AI, Go, and Philosophical Argument

After more than four hours of tight play and a rapid-fire endgame, Google’s artificially intelligent Go-playing computer system has won a second contest against grandmaster Lee Sedol, taking a two-games-to-none lead in their historic best-of-five match in downtown Seoul. The surprisingly skillful Google machine, known as AlphaGo, now needs only one more win to claim victory in the match.
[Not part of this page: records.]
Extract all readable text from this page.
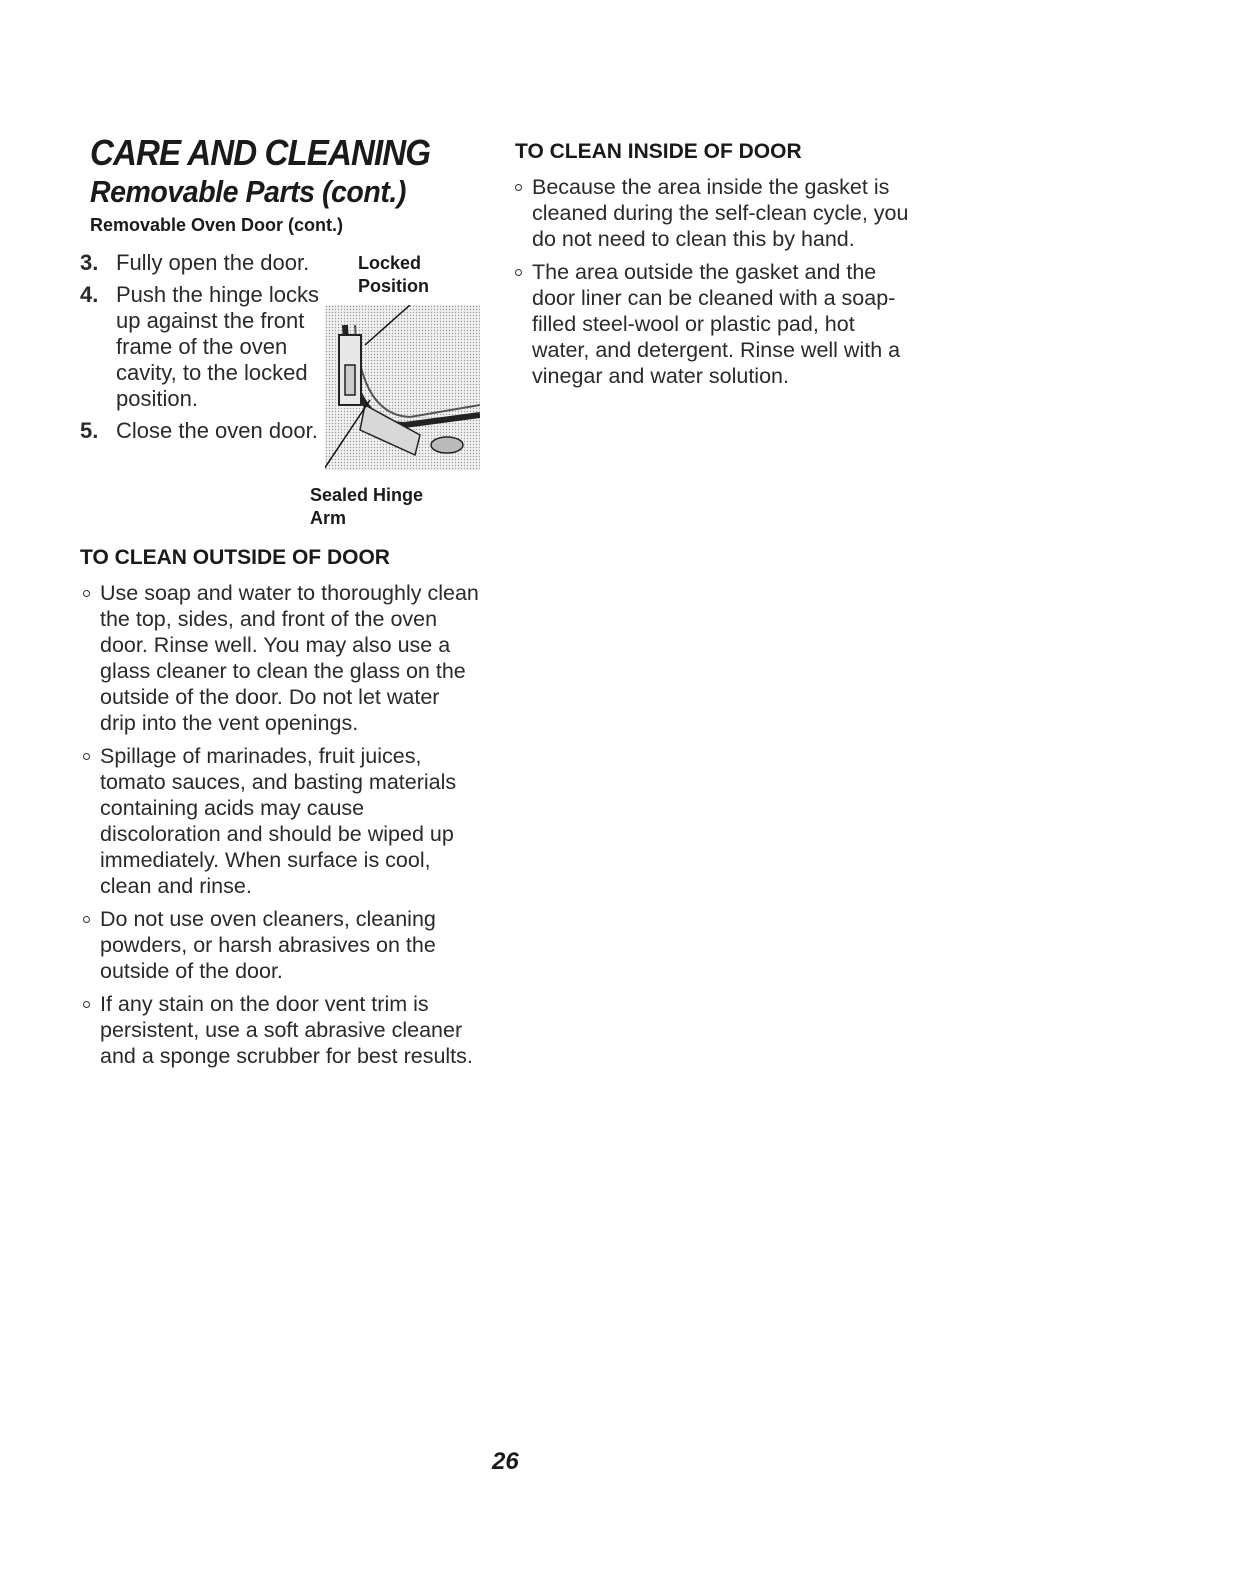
CARE AND CLEANING
Removable Parts (cont.)
Removable Oven Door (cont.)
3. Fully open the door.
4. Push the hinge locks up against the front frame of the oven cavity, to the locked position.
5. Close the oven door.

Locked Position

Sealed Hinge Arm

TO CLEAN OUTSIDE OF DOOR
Use soap and water to thoroughly clean the top, sides, and front of the oven door. Rinse well. You may also use a glass cleaner to clean the glass on the outside of the door. Do not let water drip into the vent openings.
Spillage of marinades, fruit juices, tomato sauces, and basting materials containing acids may cause discoloration and should be wiped up immediately. When surface is cool, clean and rinse.
Do not use oven cleaners, cleaning powders, or harsh abrasives on the outside of the door.
If any stain on the door vent trim is persistent, use a soft abrasive cleaner and a sponge scrubber for best results.
TO CLEAN INSIDE OF DOOR
Because the area inside the gasket is cleaned during the self-clean cycle, you do not need to clean this by hand.
The area outside the gasket and the door liner can be cleaned with a soap-filled steel-wool or plastic pad, hot water, and detergent. Rinse well with a vinegar and water solution.

26
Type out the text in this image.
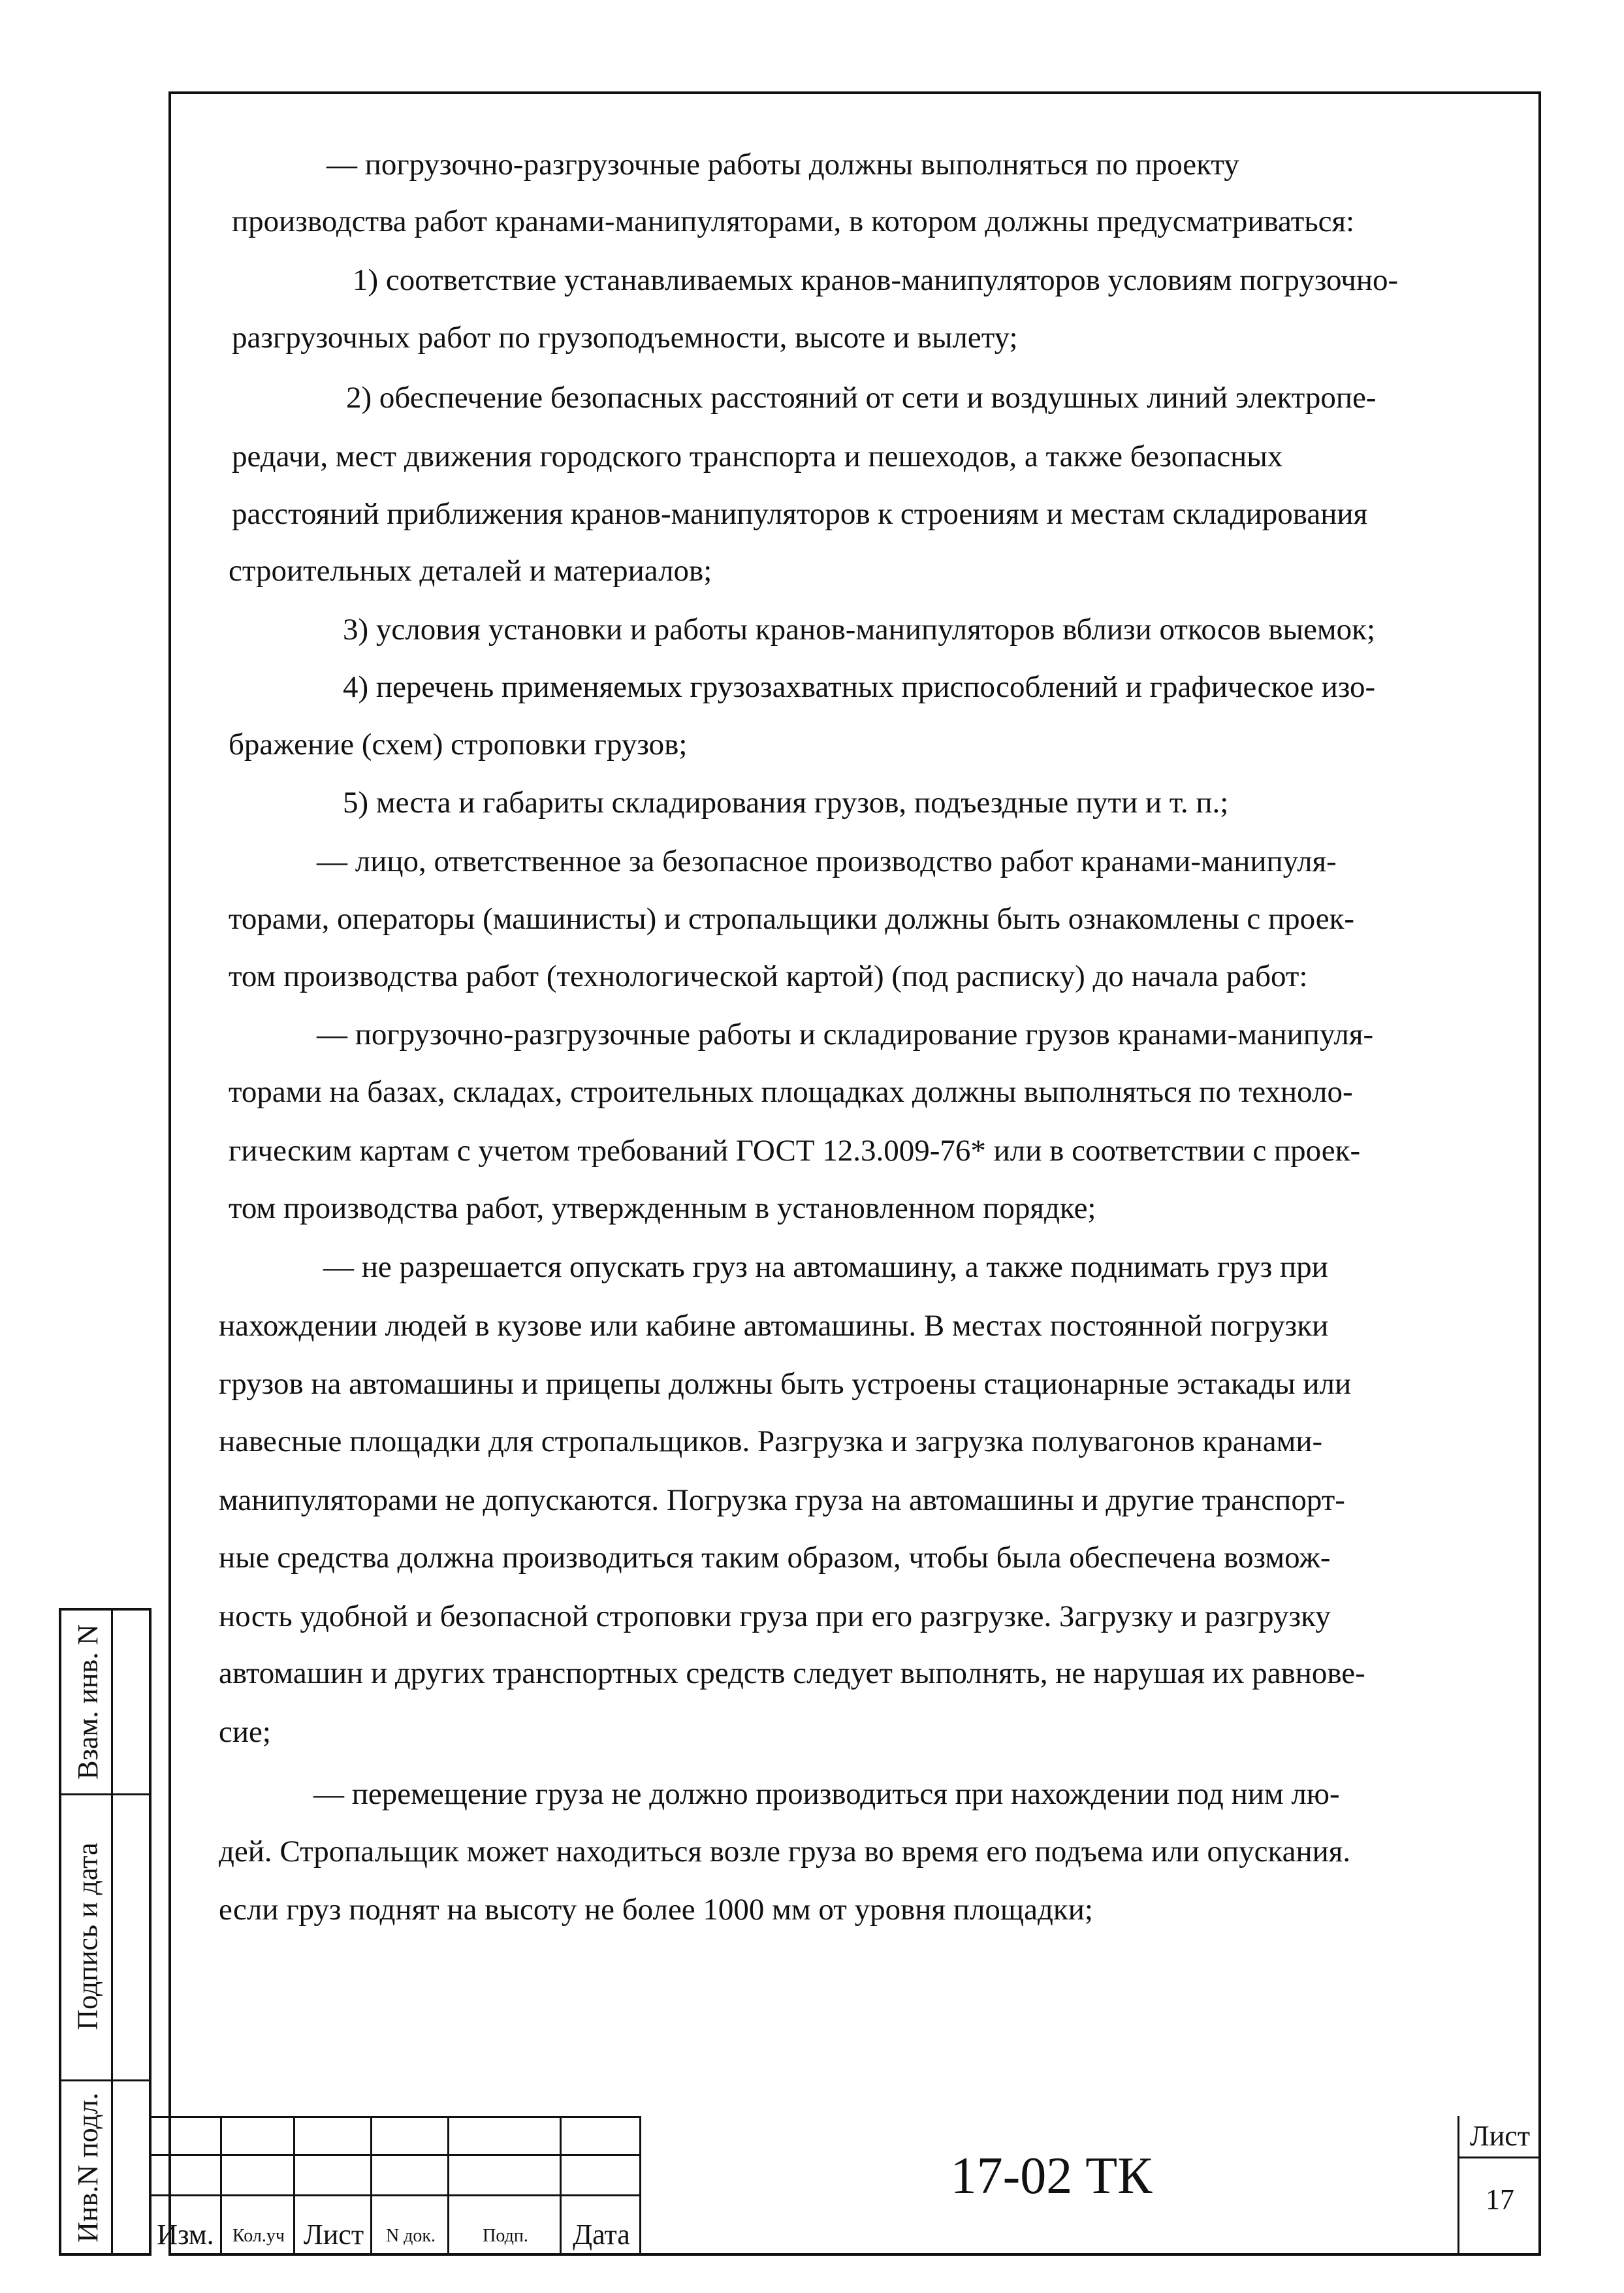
— погрузочно-разгрузочные работы должны выполняться по проекту
производства работ кранами-манипуляторами, в котором должны предусматриваться:
1) соответствие устанавливаемых кранов-манипуляторов условиям погрузочно-
разгрузочных работ по грузоподъемности, высоте и вылету;
2) обеспечение безопасных расстояний от сети и воздушных линий электропе-
редачи, мест движения городского транспорта и пешеходов, а также безопасных
расстояний приближения кранов-манипуляторов к строениям и местам складирования
строительных деталей и материалов;
3) условия установки и работы кранов-манипуляторов вблизи откосов выемок;
4) перечень применяемых грузозахватных приспособлений и графическое изо-
бражение (схем) строповки грузов;
5) места и габариты складирования грузов, подъездные пути и т. п.;
— лицо, ответственное за безопасное производство работ кранами-манипуля-
торами, операторы (машинисты) и стропальщики должны быть ознакомлены с проек-
том производства работ (технологической картой) (под расписку) до начала работ:
— погрузочно-разгрузочные работы и складирование грузов кранами-манипуля-
торами на базах, складах, строительных площадках должны выполняться по техноло-
гическим картам с учетом требований ГОСТ 12.3.009-76* или в соответствии с проек-
том производства работ, утвержденным в установленном порядке;
— не разрешается опускать груз на автомашину, а также поднимать груз при
нахождении людей в кузове или кабине автомашины. В местах постоянной погрузки
грузов на автомашины и прицепы должны быть устроены стационарные эстакады или
навесные площадки для стропальщиков. Разгрузка и загрузка полувагонов кранами-
манипуляторами не допускаются. Погрузка груза на автомашины и другие транспорт-
ные средства должна производиться таким образом, чтобы была обеспечена возмож-
ность удобной и безопасной строповки груза при его разгрузке. Загрузку и разгрузку
автомашин и других транспортных средств следует выполнять, не нарушая их равнове-
сие;
— перемещение груза не должно производиться при нахождении под ним лю-
дей. Стропальщик может находиться возле груза во время его подъема или опускания.
если груз поднят на высоту не более 1000 мм от уровня площадки;
Взам. инв. N
Подпись и дата
Инв.N подл. Изм.	Кол.уч Лист	N док.	Подп.	Дата
Лист
17
17-02 ТК
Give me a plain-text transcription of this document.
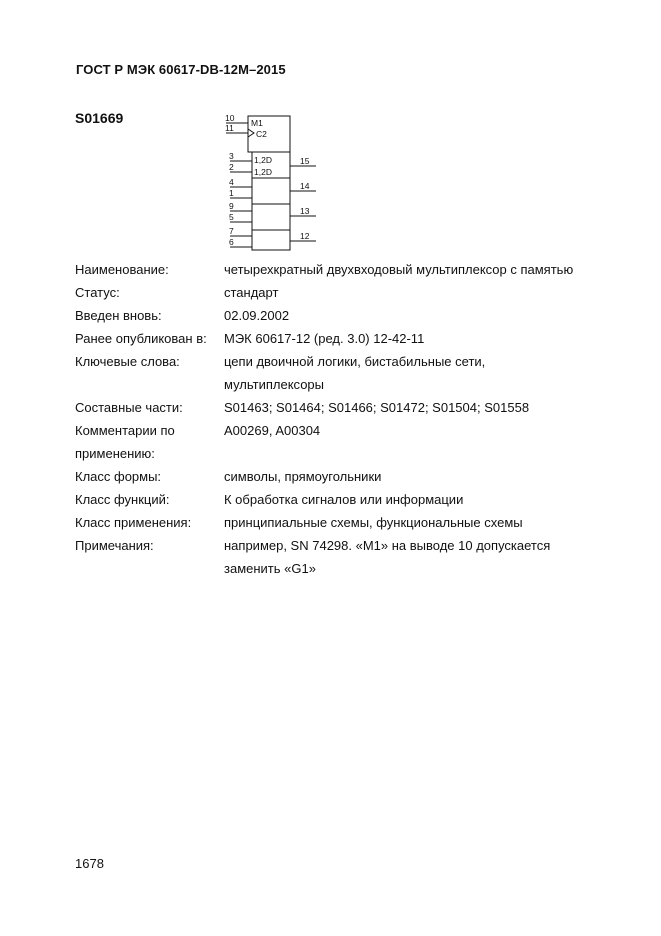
ГОСТ Р МЭК 60617-DB-12M–2015
S01669	10
11 M1
C2
1,2D
1,2D
3
2
4
1
9
5
7
6
15
14
13
12
Наименование:	четырехкратный двухвходовый мультиплексор с памятью
Статус:	стандарт
Введен вновь:	02.09.2002
Ранее опубликован в:	МЭК 60617-12 (ред. 3.0) 12-42-11
Ключевые слова:	цепи двоичной логики, бистабильные сети,
мультиплексоры
Составные части:	S01463; S01464; S01466; S01472; S01504; S01558
Комментарии по	A00269, A00304
применению:
Класс формы:	символы, прямоугольники
Класс функций:	К обработка сигналов или информации
Класс применения:	принципиальные схемы, функциональные схемы
Примечания:	например, SN 74298. «M1» на выводе 10 допускается
заменить «G1»
1678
This article in Wired about the artificial intelligence Google is using to play Go is fascinating (via kottke). AlphaGo is coming up with “surprising” moves, and no one knows exactly what it will do next:

With its 19th move, AlphaGo made an even more surprising and forceful play, dropping a black piece into some empty space on the right-hand side of the board. Lee Sedol seemed just as surprised as anyone else. He promptly left the match table, taking an (allowed) break as his game clock continued to run. “It’s a creative move,” Redmond said of AlphaGo’s sudden change in tack. “It’s something that I don’t think I’ve seen in a top player’s game.”

Go board stones

The AI is programmed with thousands of moves, but then engages in machine learning based on that:

Hassabis and his team originally built AlphaGo using what are called deep neural networks, vast networks of hardware and software that mimic the web of neurons in the human brain. Essentially, they taught AlphaGo to play the game by feeding thousands upon thousands of human Go moves into these neural networks.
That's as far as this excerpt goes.